13,000.00 and he can't be bothered to take it outside and get a good photo.


----------



## ccmerz (Jul 24, 2020)

When you're that confident, it's an inside job...


----------



## ninolecoast (Jul 24, 2020)

Here’s 4 screen shots of the bike outside.


----------



## ninolecoast (Jul 24, 2020)




----------



## biker (Jul 24, 2020)

10K overpriced IMO.


----------



## BFGforme (Jul 25, 2020)

Dropped the price$3000


----------



## hzqw2l (Jul 27, 2020)

looks like it sold.....


----------



## GTs58 (Jul 27, 2020)

hzqw2l said:


> looks like it sold.....




Behind the scenes maybe. Relisted listing was canceled by seller.


----------



## BFGforme (Jul 28, 2020)

And now it's on here, $7500+300 shipping! $5500 cheaper than eBay...


----------



## GTs58 (Jul 28, 2020)

BFGforme said:


> And now it's on here, $7500+300 shipping! $5500 cheaper than eBay...




I wonder if kirk thomas is close by to maybe help someone here in getting that home.  

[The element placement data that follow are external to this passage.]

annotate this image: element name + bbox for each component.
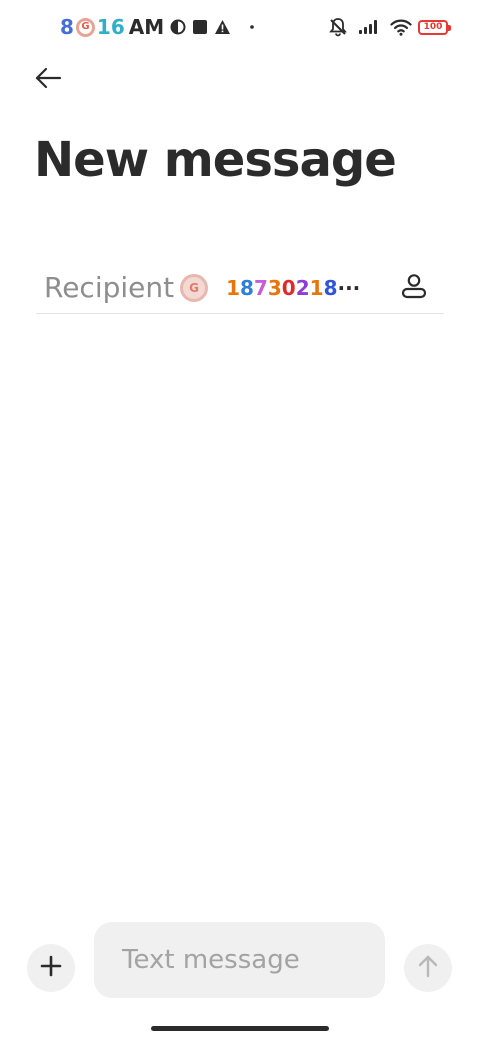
recipient-ellipsis: ··· [337, 275, 361, 300]
home-indicator[interactable] [151, 1026, 329, 1031]
time-g-badge-icon: G [75, 17, 95, 37]
recipient-char: 1 [226, 275, 241, 300]
recipient-char: 0 [281, 275, 296, 300]
arrow-left-icon [34, 67, 62, 93]
time-ampm: AM [128, 15, 165, 39]
recipient-char: 2 [295, 275, 310, 300]
send-button[interactable] [404, 944, 452, 992]
contact-picker-button[interactable] [398, 272, 430, 304]
signal-icon [358, 19, 380, 35]
recipient-char: 7 [253, 275, 268, 300]
plus-icon [40, 955, 62, 981]
time-hour: 8 [60, 15, 74, 39]
recipient-char: 3 [267, 275, 282, 300]
battery-icon: 100 [418, 19, 451, 35]
circle-half-icon [170, 19, 186, 35]
status-time: 8 G 16 AM [60, 14, 255, 40]
mute-icon [328, 17, 348, 37]
status-icons: 100 [324, 14, 451, 40]
page-title: New message [34, 132, 397, 188]
message-placeholder: Text message [122, 945, 300, 975]
square-icon [192, 19, 208, 35]
status-bar: 8 G 16 AM 100 [0, 0, 480, 56]
arrow-up-icon [417, 954, 439, 982]
message-input[interactable]: Text message [94, 922, 385, 998]
recipient-input[interactable]: 1 8 7 3 0 2 1 8 ··· [226, 262, 360, 314]
recipient-label: Recipient [44, 270, 175, 304]
recipient-char: 8 [240, 275, 254, 300]
person-icon [400, 272, 428, 304]
attach-button[interactable] [27, 944, 75, 992]
recipient-char: 8 [323, 275, 338, 300]
time-minute: 16 [96, 15, 125, 39]
back-button[interactable] [30, 64, 66, 96]
warning-icon [214, 19, 231, 35]
recipient-g-badge-icon: G [180, 273, 209, 302]
recipient-char: 1 [309, 275, 324, 300]
wifi-icon [390, 19, 412, 36]
dot-icon [249, 24, 255, 30]
recipient-row[interactable]: Recipient G 1 8 7 3 0 2 1 8 ··· [36, 262, 444, 314]
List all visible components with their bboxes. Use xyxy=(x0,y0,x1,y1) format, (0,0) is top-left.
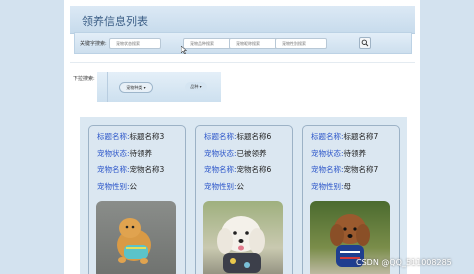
gender-search-input[interactable] xyxy=(275,38,327,49)
page-header: 领养信息列表 xyxy=(70,6,415,34)
search-label: 关键字搜索: xyxy=(80,41,107,47)
breed-dropdown-label: 品种 xyxy=(190,84,199,89)
page-title: 领养信息列表 xyxy=(82,15,148,28)
filter-divider xyxy=(107,72,108,102)
pomeranian-image xyxy=(117,218,151,264)
card-status-row: 宠物状态:待领养 xyxy=(311,149,367,158)
left-margin xyxy=(0,0,64,274)
card-status-row: 宠物状态:待领养 xyxy=(97,149,153,158)
card-title-row: 标题名称:标题名称3 xyxy=(97,132,165,141)
search-icon xyxy=(361,39,369,47)
status-search-input[interactable] xyxy=(109,38,161,49)
search-bar: 关键字搜索: xyxy=(74,32,412,54)
pet-card[interactable]: 标题名称:标题名称3 宠物状态:待领养 宠物名称:宠物名称3 宠物性别:公 xyxy=(88,125,186,274)
pet-card[interactable]: 标题名称:标题名称6 宠物状态:已被领养 宠物名称:宠物名称6 宠物性别:公 xyxy=(195,125,293,274)
card-title-row: 标题名称:标题名称7 xyxy=(311,132,379,141)
watermark: CSDN @QQ_511008285 xyxy=(356,258,452,267)
card-name-row: 宠物名称:宠物名称7 xyxy=(311,165,379,174)
filter-panel: 宠物种类 ▾ 品种 ▾ xyxy=(97,72,221,102)
pet-type-dropdown[interactable]: 宠物种类 ▾ xyxy=(119,82,153,93)
breed-dropdown[interactable]: 品种 ▾ xyxy=(185,82,207,93)
nickname-search-input[interactable] xyxy=(229,38,281,49)
divider xyxy=(70,62,415,63)
card-list: 标题名称:标题名称3 宠物状态:待领养 宠物名称:宠物名称3 宠物性别:公 标题… xyxy=(80,117,407,274)
pet-card[interactable]: 标题名称:标题名称7 宠物状态:待领养 宠物名称:宠物名称7 宠物性别:母 xyxy=(302,125,400,274)
filter-label: 下拉搜索: xyxy=(73,76,95,82)
card-title-row: 标题名称:标题名称6 xyxy=(204,132,272,141)
card-status-row: 宠物状态:已被领养 xyxy=(204,149,267,158)
card-gender-row: 宠物性别:公 xyxy=(204,182,245,191)
right-margin xyxy=(420,0,474,274)
card-gender-row: 宠物性别:公 xyxy=(97,182,138,191)
card-gender-row: 宠物性别:母 xyxy=(311,182,352,191)
card-name-row: 宠物名称:宠物名称6 xyxy=(204,165,272,174)
pet-photo[interactable] xyxy=(96,201,176,274)
white-poodle-image xyxy=(217,216,265,273)
breed-search-input[interactable] xyxy=(183,38,235,49)
pet-type-dropdown-label: 宠物种类 xyxy=(126,85,143,90)
pet-photo[interactable] xyxy=(203,201,283,274)
card-name-row: 宠物名称:宠物名称3 xyxy=(97,165,165,174)
mouse-cursor-icon xyxy=(181,46,187,54)
search-button[interactable] xyxy=(359,37,371,49)
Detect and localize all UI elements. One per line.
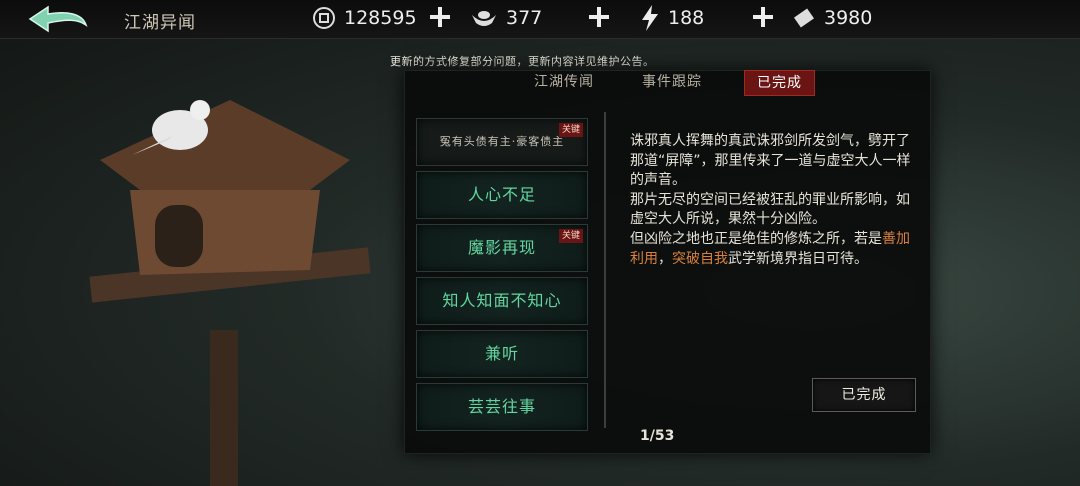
event-label: 冤有头债有主·豪客债主 xyxy=(439,135,565,148)
description-text: 武学新境界指日可待。 xyxy=(728,250,868,267)
energy-counter: 188 xyxy=(640,5,704,31)
add-silver-button[interactable] xyxy=(586,4,612,30)
event-item[interactable]: 芸芸往事 xyxy=(416,383,588,431)
energy-amount: 188 xyxy=(668,7,705,29)
ticket-amount: 3980 xyxy=(824,7,873,29)
event-list: 冤有头债有主·豪客债主 关键 人心不足 魔影再现 关键 知人知面不知心 兼听 芸… xyxy=(416,118,588,436)
silver-amount: 377 xyxy=(506,7,543,29)
tab-bar: 江湖传闻 事件跟踪 已完成 xyxy=(530,70,830,96)
top-bar: 江湖异闻 128595 377 188 3980 xyxy=(0,0,1080,39)
highlight-text: 突破自我 xyxy=(672,250,728,267)
silver-ingot-icon xyxy=(472,11,496,26)
completed-button[interactable]: 已完成 xyxy=(812,378,916,412)
event-item[interactable]: 魔影再现 关键 xyxy=(416,224,588,272)
event-label: 人心不足 xyxy=(467,185,536,204)
coin-counter: 128595 xyxy=(312,5,417,31)
event-label: 兼听 xyxy=(484,344,519,363)
add-coins-button[interactable] xyxy=(427,4,453,30)
ticket-counter: 3980 xyxy=(792,5,872,31)
description-paragraph: 那片无尽的空间已经被狂乱的罪业所影响，如虚空大人所说，果然十分凶险。 xyxy=(630,191,910,228)
page-title: 江湖异闻 xyxy=(124,13,196,33)
coin-icon xyxy=(313,7,335,29)
key-tag: 关键 xyxy=(558,229,583,243)
key-tag: 关键 xyxy=(558,123,583,137)
tab-rumors[interactable]: 江湖传闻 xyxy=(534,70,594,94)
description-text: 但凶险之地也正是绝佳的修炼之所，若是 xyxy=(630,230,882,247)
event-item[interactable]: 兼听 xyxy=(416,330,588,378)
event-item[interactable]: 冤有头债有主·豪客债主 关键 xyxy=(416,118,588,166)
silver-counter: 377 xyxy=(470,5,542,31)
add-energy-button[interactable] xyxy=(750,4,776,30)
pigeon-house-illustration xyxy=(89,100,371,486)
description-paragraph: 诛邪真人挥舞的真武诛邪剑所发剑气，劈开了那道“屏障”，那里传来了一道与虚空大人一… xyxy=(630,133,911,189)
event-item[interactable]: 人心不足 xyxy=(416,171,588,219)
event-label: 芸芸往事 xyxy=(467,397,536,416)
event-label: 魔影再现 xyxy=(467,238,536,257)
description-paragraph: 但凶险之地也正是绝佳的修炼之所，若是善加利用，突破自我武学新境界指日可待。 xyxy=(630,230,912,269)
back-arrow-icon[interactable] xyxy=(26,5,90,33)
event-label: 知人知面不知心 xyxy=(442,291,562,310)
lightning-icon xyxy=(642,5,658,31)
event-description: 诛邪真人挥舞的真武诛邪剑所发剑气，劈开了那道“屏障”，那里传来了一道与虚空大人一… xyxy=(630,132,912,269)
tab-tracking[interactable]: 事件跟踪 xyxy=(642,70,702,94)
coin-amount: 128595 xyxy=(344,7,417,29)
description-text: ， xyxy=(658,250,672,267)
ticket-icon xyxy=(794,8,814,28)
event-item[interactable]: 知人知面不知心 xyxy=(416,277,588,325)
page-indicator: 1/53 xyxy=(640,428,675,444)
maintenance-notice: 更新的方式修复部分问题，更新内容详见维护公告。 xyxy=(390,55,655,68)
tab-completed[interactable]: 已完成 xyxy=(744,70,815,96)
list-divider xyxy=(604,112,606,428)
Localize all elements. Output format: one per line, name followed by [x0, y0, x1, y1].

						Sold - PREWAR 1940 SCHWINN AUTOCYCLE , MAJESTIC HEADBADGE ,2SPEED ,ORIGINAL PAINT | Archive (sold)
					

SELLING MY 2ND OWNER 1940 SCHWINN MAJESTIC AUTOCYCLE. FOUND IT 10 YEARS AGO ABOVE AN AUTO BODY SHOP IN UPSTATE NEW YORK.THE SERIAL # IS E84378.I HAVE SEEN THE DATED 1940 CRANK.100% ORIGINAL PAINT THAT IS MUCH FADED FROM THE ORIGINAL MAROON  TO A BROWNISH PATINA . LOCKING FORK WITH ORIGINAL KEY...




					thecabe.com


----------



## ninolecoast (Jul 29, 2020)

That offer went out to anyone on EBay that showed an interest in the bike, I.e. asked the seller a question.


----------